Your rebuttal is not as significant as you might think.
This is on top of an LCOE that is 5x that of solar or wind power and the need for catastrophe insurance to be provided essentially for free by the taxpayer on top of that.
(Fukushima cost about $1 trillion to clean up, the liability cap for US plants is about $250 million because otherwise private insurers who understand the risks better than you or I WILL NOT shoulder the liability)
The cost of nuclear can be dragged down by taking various risks that the people getting that sweet free catastrophe insurance would probably be happy with.
> But [solar at 7%] remains eclipsed by wind, which grew to 8% last year, and nuclear to 9%.

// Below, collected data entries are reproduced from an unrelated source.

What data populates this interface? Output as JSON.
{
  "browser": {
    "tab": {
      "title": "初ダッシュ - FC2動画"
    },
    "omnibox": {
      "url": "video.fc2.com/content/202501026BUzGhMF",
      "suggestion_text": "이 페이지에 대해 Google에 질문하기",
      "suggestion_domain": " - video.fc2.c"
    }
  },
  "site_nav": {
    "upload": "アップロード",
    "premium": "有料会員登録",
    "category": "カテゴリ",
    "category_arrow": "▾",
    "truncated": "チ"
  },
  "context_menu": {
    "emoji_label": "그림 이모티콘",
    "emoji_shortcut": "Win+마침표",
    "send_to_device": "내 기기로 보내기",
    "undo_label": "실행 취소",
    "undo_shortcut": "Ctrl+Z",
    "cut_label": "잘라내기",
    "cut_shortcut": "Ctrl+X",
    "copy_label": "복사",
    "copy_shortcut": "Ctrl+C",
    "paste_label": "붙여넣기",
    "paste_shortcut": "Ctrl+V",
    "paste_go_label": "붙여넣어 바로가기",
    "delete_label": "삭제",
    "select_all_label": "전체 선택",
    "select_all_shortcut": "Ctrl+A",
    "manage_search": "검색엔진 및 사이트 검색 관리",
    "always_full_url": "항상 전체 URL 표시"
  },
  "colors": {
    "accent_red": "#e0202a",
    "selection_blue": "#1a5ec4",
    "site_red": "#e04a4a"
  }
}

Which is a bit mangled but seems to be suggesting nuclear grew to 9%.
Nuclear did grow slightly in absolute terms, but in percentage terms it hit a 45 year low as the total grew faster and so the share shrunk.
Yes, waste is an issue. We only recently got the first permanent storages and their viability is to be tested.
Dropping barrels in the ocean was just kind of recently disallowed. Nuclear waste processing still drops contaminated water into oceans and rivers.
Water is a brilliant radiation absorber. But you can be sure this radiation will at some point reach the food chain. These are insurmountable costs and other technologies don't have these problems, toxicity of materials is different from ratiation from decaying materials.
Perhaps there is a place for nuclear power, but its problems should not be ignored or downplayed as well as its costs.